Millard Sheets and Sue Hertel, Gateway to the Pacific, West Portal, San Francisco, 1976-1977
Millard Sheets and Sue Hertel, Gateway to the Pacific, West Portal, San Francisco, 1976-1977

Following up last week’s post and staying at San Francisco’s West Portal, if we walk outside, we encounter the most international of the Home Savings artworks, the Sheets & Associates “Gateway to the Pacific” mosaic.

The concept of a Pacific Rim, interconnected by commerce, entertainment, migration, and cultures, is an old one — statues in Easter Island suggest that these connections may predate Christopher Columbus’s voyages. But the 1970s saw a return to thinking about the Pacific Rim, with President Nixon’s visit to China, the rise of the Japanese economy, and the start of the “Asian tigers” economic phenomenon, and the flood of goods made in Japan, Taiwan, or Hong Kong.

The representative figures from each Pacific Rim nation come in pairs, a man and a woman, and each is engaged in what might be seen as a representative task, a labor linked to agriculture. From what I can tell, the Mexican couple carries flowers (calla lilies), the South Pacific pair a fishnet and fruit; the Californians wheat (I think; very hard to tell); the Australians care for sheep; and the Japanese carry also carry grain bushels.

The figures do not interact, and do not appear in geographic order; four of five men wear sunhats. Only the Japanese woman looks out at us; all the rest are engaged with their labor, or the labor of their partner.

This is a very unusual work, not only for the international theme.

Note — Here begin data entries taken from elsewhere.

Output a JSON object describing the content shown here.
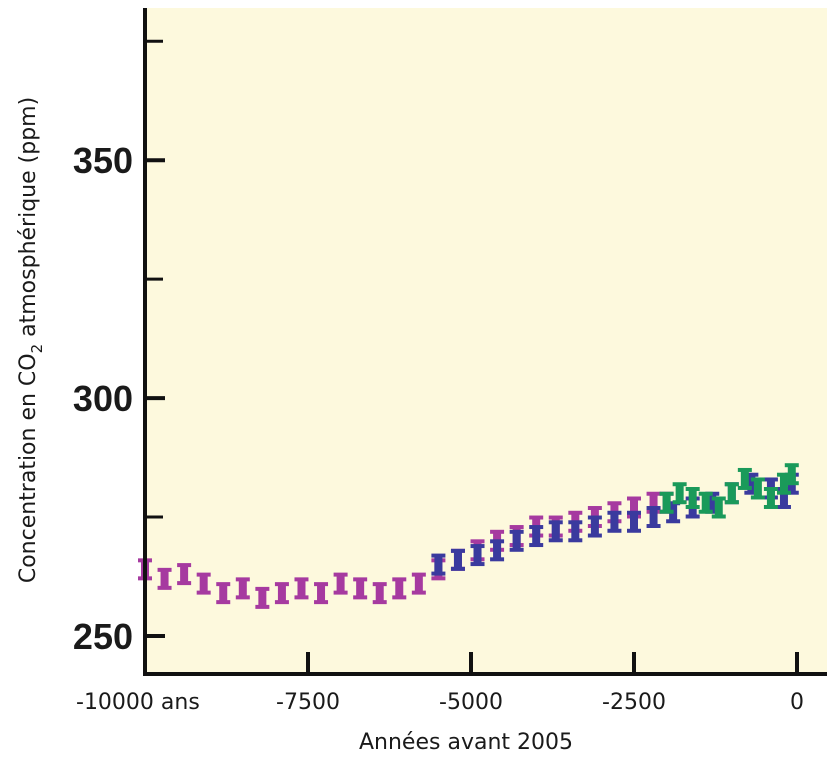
{
  "chart_data": {
    "type": "scatter",
    "title": "",
    "xlabel": "Années avant 2005",
    "ylabel": {
      "prefix": "Concentration en CO",
      "subscript": "2",
      "suffix": " atmosphérique (ppm)"
    },
    "xlim": [
      -10000,
      0
    ],
    "ylim": [
      242,
      382
    ],
    "x_ticks": [
      {
        "value": -10000,
        "label": "-10000 ans"
      },
      {
        "value": -7500,
        "label": "-7500"
      },
      {
        "value": -5000,
        "label": "-5000"
      },
      {
        "value": -2500,
        "label": "-2500"
      },
      {
        "value": 0,
        "label": "0"
      }
    ],
    "y_ticks": [
      {
        "value": 250,
        "label": "250"
      },
      {
        "value": 300,
        "label": "300"
      },
      {
        "value": 350,
        "label": "350"
      }
    ],
    "y_minor_ticks": [
      275,
      325,
      375
    ],
    "grid": false,
    "background_color": "#fdf9dd",
    "series": [
      {
        "color": "#a63aa0",
        "marker": "errorbar",
        "x": [
          -10000,
          -9700,
          -9400,
          -9100,
          -8800,
          -8500,
          -8200,
          -7900,
          -7600,
          -7300,
          -7000,
          -6700,
          -6400,
          -6100,
          -5800,
          -5500,
          -5200,
          -4900,
          -4600,
          -4300,
          -4000,
          -3700,
          -3400,
          -3100,
          -2800,
          -2500,
          -2200,
          -2000
        ],
        "y": [
          264,
          262,
          263,
          261,
          259,
          260,
          258,
          259,
          260,
          259,
          261,
          260,
          259,
          260,
          261,
          264,
          266,
          268,
          270,
          271,
          273,
          273,
          274,
          275,
          276,
          277,
          278,
          278
        ]
      },
      {
        "color": "#3a3a9e",
        "marker": "errorbar",
        "x": [
          -5500,
          -5200,
          -4900,
          -4600,
          -4300,
          -4000,
          -3700,
          -3400,
          -3100,
          -2800,
          -2500,
          -2200,
          -1900,
          -1600,
          -1300,
          -1000,
          -700,
          -400,
          -200,
          -80
        ],
        "y": [
          265,
          266,
          267,
          268,
          270,
          271,
          272,
          272,
          273,
          274,
          274,
          275,
          276,
          277,
          278,
          280,
          282,
          281,
          279,
          282
        ]
      },
      {
        "color": "#1a9a5a",
        "marker": "errorbar",
        "x": [
          -2000,
          -1800,
          -1600,
          -1400,
          -1200,
          -1000,
          -800,
          -600,
          -400,
          -200,
          -80
        ],
        "y": [
          278,
          280,
          279,
          278,
          277,
          280,
          283,
          281,
          279,
          282,
          284
        ]
      }
    ]
  }
}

Besides the large sun overhead, which (given its inclusion in the Beverly Hills, Encino, and other mosaics, is a kind of Home Savings theme), there is no way to look at this and say, immediately, this was a Home Savings artwork.

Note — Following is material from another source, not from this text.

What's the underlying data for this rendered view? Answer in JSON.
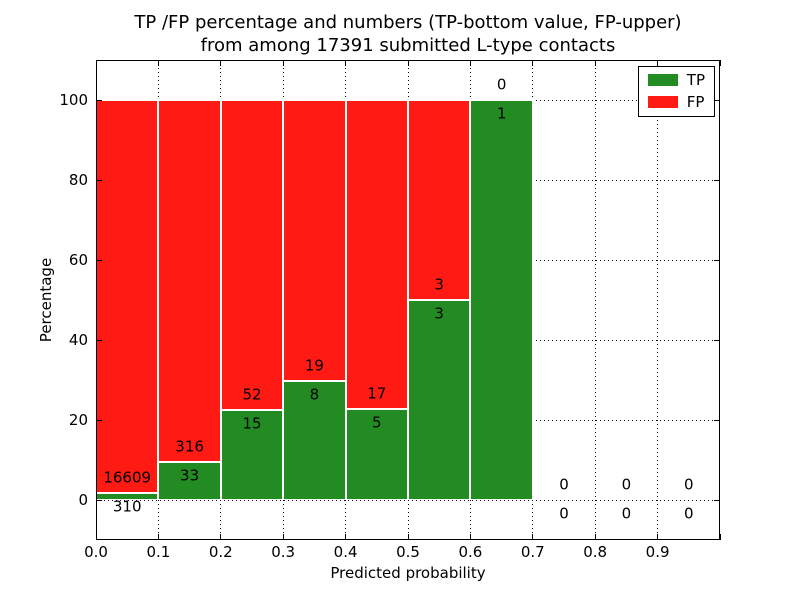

What it looks more like was the artwork that Millard Sheets created after his trips around the world, and in commissions for United Air Lines and other international-themed places. Though exhibits like the LA County Fair exhibit organized by Tony Sheets highlighted this international side of Sheets’s work, it seems a world away, literally and figuratively, from the standard Home Savings topics and designs.

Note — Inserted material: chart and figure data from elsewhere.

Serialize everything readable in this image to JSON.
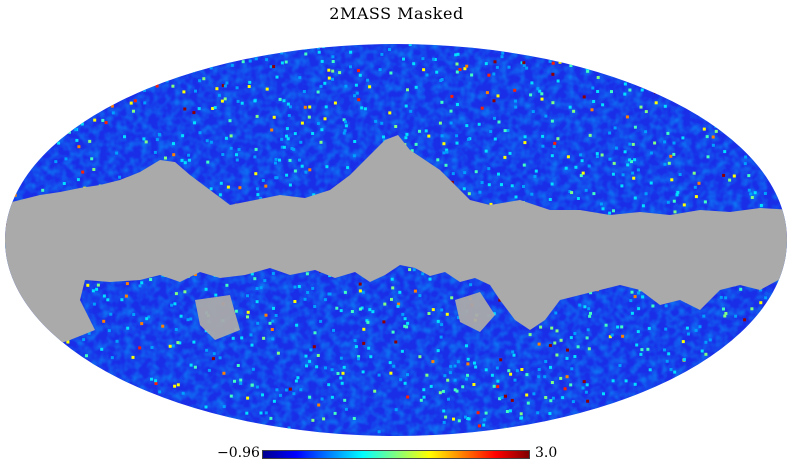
{
  "map": {
    "title": "2MASS Masked",
    "projection": "mollweide",
    "mask_color": "#aaaaaa",
    "background": "#ffffff"
  },
  "colorbar": {
    "min_label": "−0.96",
    "max_label": "3.0",
    "min_value": -0.96,
    "max_value": 3.0,
    "colormap": "jet",
    "stops": [
      "#00008f",
      "#0000ff",
      "#0080ff",
      "#00ffff",
      "#80ff80",
      "#ffff00",
      "#ff8000",
      "#ff0000",
      "#800000"
    ]
  }
}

Given the radically different artwork that Sheets, Hertel, and Denis O’Connor created independently, outside of the context of the Home Savings work, makes me wonder where the “Home Savings style” originated. Sheets did the original designs, and so the answer lies with him, in one sense, but — the early works like Beverly Hills also feel atypical, in their way, and Sheets, in any case, had to have some idea of what Howard Ahmanson wanted for Home Savings.

Sheets chose California community themes, but were those works only possible in one style? Clearly not. Mosaic makes certain demands; so stained glass, and so Sheets and Hertel, painters by preference, made concessions to form. But the differences so evident here — the colorplay in the tiles, the abstracting lines, the sun are the same, but the figures seem cut out of a totally different scene.